Auf exakter Wissenschaft und auf Science-Fiction beruhte die Kollektion „M (ESSIE-R) 87“ der Marke „COPPÉLIA PIQUE“, bei der sich alles um eine gesellschaftspolitische Metapher und eine nachhaltige, futuristische Utopie drehte. Impulse gingen auch vom Meisterwerke der hellenischen Skulptur „Die Göttin des Sieges von Samothraki“, der Darstellung einer geflügelten Frau, aus; durch ihre weiblichen Attribute und imposante Kraft trug die Universalität zur Transversalität von Genres und der Schöpfung bei. Sowohl die Volumen und Rhythmen als auch die angewandten Techniken erzeugten visuelle Effekte wie Lichtspiele, Levitation, Trompe-l’oeil-Effekte und Falten, die ein Gleichgewicht zwischen Moderne und Raffinesse wiederspiegelten, während die Silhouetten den Gesetzen der Schwerkraft zu trotzen schienen. Durch die spezifischen Stellen der Öffnungen und der Falten, die das Gewebe zurückhielten, setzten die meisten architektonischen Stücke der Kollektion das Leben buchstäblich in Bewegung.
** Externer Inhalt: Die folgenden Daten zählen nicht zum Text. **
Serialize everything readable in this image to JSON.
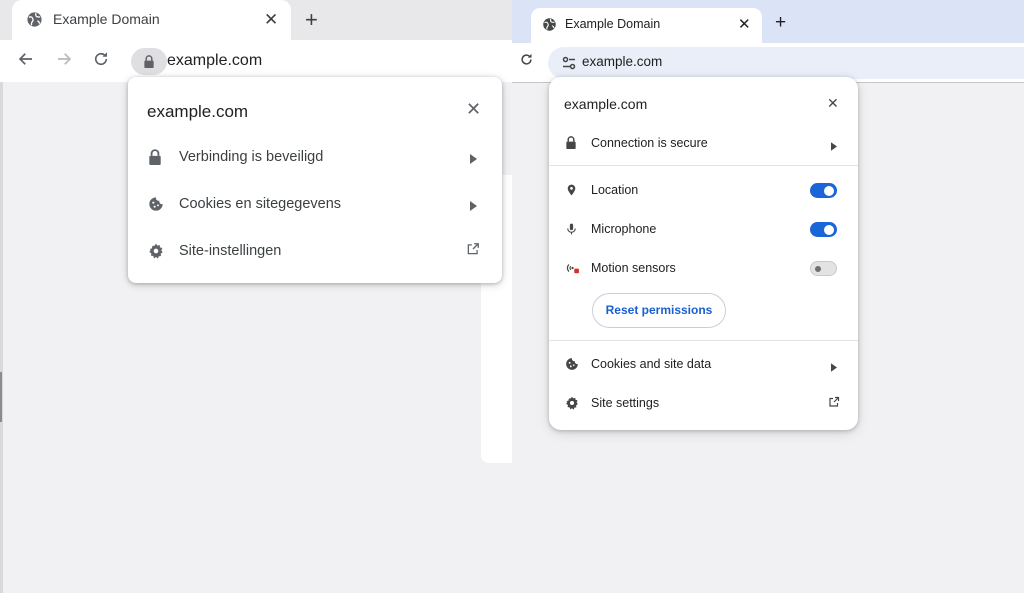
{
  "left_browser": {
    "tab": {
      "title": "Example Domain",
      "icon": "globe-icon",
      "close_icon": "close-icon"
    },
    "new_tab_icon": "plus-icon",
    "toolbar": {
      "back_icon": "arrow-left-icon",
      "forward_icon": "arrow-right-icon",
      "reload_icon": "reload-icon",
      "lock_icon": "lock-icon",
      "url": "example.com"
    },
    "popup": {
      "title": "example.com",
      "close_icon": "close-icon",
      "items": [
        {
          "label": "Verbinding is beveiligd",
          "icon": "lock-icon",
          "trailing": "arrow-right-icon"
        },
        {
          "label": "Cookies en sitegegevens",
          "icon": "cookie-icon",
          "trailing": "arrow-right-icon"
        },
        {
          "label": "Site-instellingen",
          "icon": "gear-icon",
          "trailing": "external-link-icon"
        }
      ]
    }
  },
  "right_browser": {
    "tab": {
      "title": "Example Domain",
      "icon": "globe-icon",
      "close_icon": "close-icon"
    },
    "new_tab_icon": "plus-icon",
    "toolbar": {
      "reload_icon": "reload-icon",
      "tune_icon": "tune-icon",
      "url": "example.com"
    },
    "popup": {
      "title": "example.com",
      "close_icon": "close-icon",
      "connection": {
        "label": "Connection is secure",
        "icon": "lock-icon",
        "trailing": "arrow-right-icon"
      },
      "permissions": [
        {
          "label": "Location",
          "icon": "location-pin-icon",
          "enabled": true
        },
        {
          "label": "Microphone",
          "icon": "microphone-icon",
          "enabled": true
        },
        {
          "label": "Motion sensors",
          "icon": "motion-sensor-blocked-icon",
          "enabled": false
        }
      ],
      "reset_label": "Reset permissions",
      "items": [
        {
          "label": "Cookies and site data",
          "icon": "cookie-icon",
          "trailing": "arrow-right-icon"
        },
        {
          "label": "Site settings",
          "icon": "gear-icon",
          "trailing": "external-link-icon"
        }
      ]
    }
  },
  "colors": {
    "toggle_on": "#1a66d9",
    "reset_text": "#1a5fd0",
    "right_tabstrip": "#dbe3f7"
  }
}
Durch eine Vernichtung, aus welcher sonst supermassive Wirbel entstehen, erreichten die strukturierten Schnitte und konkaven Formen das höchste Maß kreativer Energie.
Nach Ansicht der Modeschöpferin Axelle Migé aus Vincennes traten hier diejenigen unerforschten, ewigen Kräfte zutage, in deren Händen Sterne und Konstellationen sterben und wiedergeboren werden. Die Farben bewegten sich in einem weltraumartigen Chiaroscuro; elektrisches Indigoblau traf auf Rot und metallische Töne. Die fließenden Stoffe, nämlich Strickwaren, reine Baumwolle und beschichtete Baumwolle, symbolisierten die terrestrische Extraktion, während die technischen Stoffe aus der Sportbekleidung und von Regenmänteln sowie der metallische Feinschliff die Fähigkeit ausdrückten, mit Hilfe der Wissenschaften „himmlische Objekte“ zu erschaffen. Bei einer derartigen inhaltlichen Aufladung verwunderte es nicht, daß die Kollektionsstücke auf der Modenschau in der Galerie „ERCO“ nicht von üblichen Mannequins vorgeführt, sondern von Tänzern regelrecht vorgetanzt wurden; die passende musikalische Untermalung besorgte dann gleich eine Cellistin.